柳闲挑眉。
“哦?”
“陛下倒是看的明白。”
西齐皇帝冷声:“你让我们与草原十八部反目,你让北雍疑神疑鬼。”
“今日,本王庭要杀你!”
“送你头颅去草原十八部和北雍。”
“重修旧好。”
“岂不美哉?”
大殿内,空气一瞬凝固。
赵浔、段晨当场就要动手。
但柳闲笑了,甚至摇了摇头。
“陛下。”
“你怕是……读书读傻了。”
西齐皇帝眼神一寒。
柳闲缓缓抬头,语气轻松至极。
“草原十八部、北雍,这两拨人,折了你们多少兵,砍了你们多少头,抢了你们多少地。”
“你以为,杀了我,送去赔礼,他们就真把你西齐当兄弟了?”
“笑话。”
“送了我,他们吃肉。”
“吃完肉,回头还吃你。”
“因为——你软。”
大殿内,百官变色。
西齐皇帝眯眼:“放肆。”
柳闲根本不怕,继续笑。
“而且。”
“这局,不是我柳闲逼你们反目。”
“是你们心里早就有了间隙。”
“我不过是,帮了一把。”
“帮你们认清——”
“草原十八部,从来只拿你西齐当狗。”
“连根骨头,都懒得分。”
柳闲扫视全场,嘴角勾起一丝冷笑。
“你们若真杀了我。”
“嘿,等着吧。”
“北雍,草原十八部,真就能安心分你们的地盘。”
“因为你杀我,证明了你软、蠢、可欺。”
“到那时,西齐王庭,不死也半条命。”
……
大殿上,一片死寂。
连内侍都止不住手心冒汗。
西齐皇帝,死死盯着柳闲。
目光阴沉,心里,却忍不住一阵发凉。
——这柳闲。
是真的狠。
狠在,看得穿,看得透,说得准。
他手里什么都没有,兵马、势力、靠山……一无所有。
但他靠一张嘴,把西齐这些年积压的所有羞耻、痛苦、憋屈,全给挑了出来。
扎心。
扎肺。
扎得痛。
西齐皇帝,沉默了很久。
终究,长袖一挥。
“退下油锅。

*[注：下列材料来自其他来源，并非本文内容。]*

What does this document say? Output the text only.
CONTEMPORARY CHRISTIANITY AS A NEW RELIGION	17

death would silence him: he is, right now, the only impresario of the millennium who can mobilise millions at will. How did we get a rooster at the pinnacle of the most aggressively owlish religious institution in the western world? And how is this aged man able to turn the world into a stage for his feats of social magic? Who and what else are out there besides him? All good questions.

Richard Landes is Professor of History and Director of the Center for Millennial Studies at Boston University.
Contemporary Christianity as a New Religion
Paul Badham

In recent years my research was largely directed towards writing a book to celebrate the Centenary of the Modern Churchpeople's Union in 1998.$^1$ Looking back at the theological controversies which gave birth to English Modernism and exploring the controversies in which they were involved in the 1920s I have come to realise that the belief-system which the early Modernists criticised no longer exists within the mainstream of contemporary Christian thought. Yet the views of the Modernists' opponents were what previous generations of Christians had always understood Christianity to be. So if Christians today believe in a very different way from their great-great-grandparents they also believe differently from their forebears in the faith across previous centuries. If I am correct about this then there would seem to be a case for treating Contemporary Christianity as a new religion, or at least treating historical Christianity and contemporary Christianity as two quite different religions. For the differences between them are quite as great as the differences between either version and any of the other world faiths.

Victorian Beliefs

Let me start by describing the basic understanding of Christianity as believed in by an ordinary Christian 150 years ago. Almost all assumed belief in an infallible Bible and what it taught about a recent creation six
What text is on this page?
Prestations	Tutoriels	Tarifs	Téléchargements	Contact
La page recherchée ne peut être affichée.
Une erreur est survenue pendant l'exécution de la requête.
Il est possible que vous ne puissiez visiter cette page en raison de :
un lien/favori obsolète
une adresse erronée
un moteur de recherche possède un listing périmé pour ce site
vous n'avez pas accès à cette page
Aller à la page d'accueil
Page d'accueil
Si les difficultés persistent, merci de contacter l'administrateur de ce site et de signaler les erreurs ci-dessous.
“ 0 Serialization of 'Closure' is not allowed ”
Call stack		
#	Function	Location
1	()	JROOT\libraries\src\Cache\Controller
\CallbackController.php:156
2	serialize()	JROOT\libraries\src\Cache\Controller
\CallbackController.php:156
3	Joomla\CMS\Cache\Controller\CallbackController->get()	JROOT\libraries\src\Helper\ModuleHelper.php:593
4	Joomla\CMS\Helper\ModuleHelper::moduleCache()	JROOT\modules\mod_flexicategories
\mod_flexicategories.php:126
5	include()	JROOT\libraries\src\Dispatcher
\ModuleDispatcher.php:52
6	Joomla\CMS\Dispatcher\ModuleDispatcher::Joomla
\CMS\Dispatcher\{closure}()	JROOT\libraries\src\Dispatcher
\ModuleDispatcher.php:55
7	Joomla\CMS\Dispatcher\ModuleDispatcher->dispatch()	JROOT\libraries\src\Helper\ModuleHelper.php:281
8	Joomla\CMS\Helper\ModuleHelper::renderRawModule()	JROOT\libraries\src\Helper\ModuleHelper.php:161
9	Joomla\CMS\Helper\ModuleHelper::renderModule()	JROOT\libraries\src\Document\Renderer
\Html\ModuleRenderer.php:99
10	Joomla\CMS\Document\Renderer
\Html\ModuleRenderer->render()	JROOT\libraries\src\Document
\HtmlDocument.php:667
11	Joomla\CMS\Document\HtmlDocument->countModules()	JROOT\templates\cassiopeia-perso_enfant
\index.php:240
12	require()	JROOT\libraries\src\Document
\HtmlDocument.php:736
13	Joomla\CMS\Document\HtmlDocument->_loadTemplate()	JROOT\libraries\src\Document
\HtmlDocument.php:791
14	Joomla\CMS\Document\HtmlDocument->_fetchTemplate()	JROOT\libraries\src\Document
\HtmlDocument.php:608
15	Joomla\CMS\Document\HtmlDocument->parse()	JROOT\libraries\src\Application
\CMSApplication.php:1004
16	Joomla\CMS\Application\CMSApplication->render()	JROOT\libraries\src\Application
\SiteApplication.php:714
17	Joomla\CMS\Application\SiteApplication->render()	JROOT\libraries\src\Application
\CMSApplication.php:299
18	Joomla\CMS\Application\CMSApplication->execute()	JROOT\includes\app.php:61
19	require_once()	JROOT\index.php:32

”
“本王庭,不杀客。”
这话一出,全场暗暗松了口气。
柳闲,负手而立,嘴角笑意更浓。
西齐皇帝衣袍微动,指尖死死按着龙椅的雕龙扶手,眼神依旧阴沉,声音却没了方才那般嚣张。
“好口才。”
“你一个人,把我们三国搅得天翻地覆。”
“可你别忘了——”
“现在你,人在本王庭。”
“只要朕一句话。”
“你,柳闲,就得死。”
说着,他手指轻轻一勾,殿外两排甲士刀锋亮出,寒光直指大周一行人。
赵浔眼神瞬间冷了下来,一步上前,手搭在刀柄上。
段晨目光如刃,衣袖轻动,几乎在瞬间换了个站位,挡在柳闲身前。
殿上百官窃窃私语,杀气一点点攀升。
柳闲却还是那副吊儿郎当的样子,懒得紧。
他淡淡扫了眼那几排刀尖,甚至伸手理了理头发,慢悠悠开口。
“陛下还真是心大。”
“草原十八部把你们玩成傻子,北雍随时可能反水。”
“你这会儿不想着怎么堵后门,居然还想跟他们合作,杀我这个明明帮了你的人?”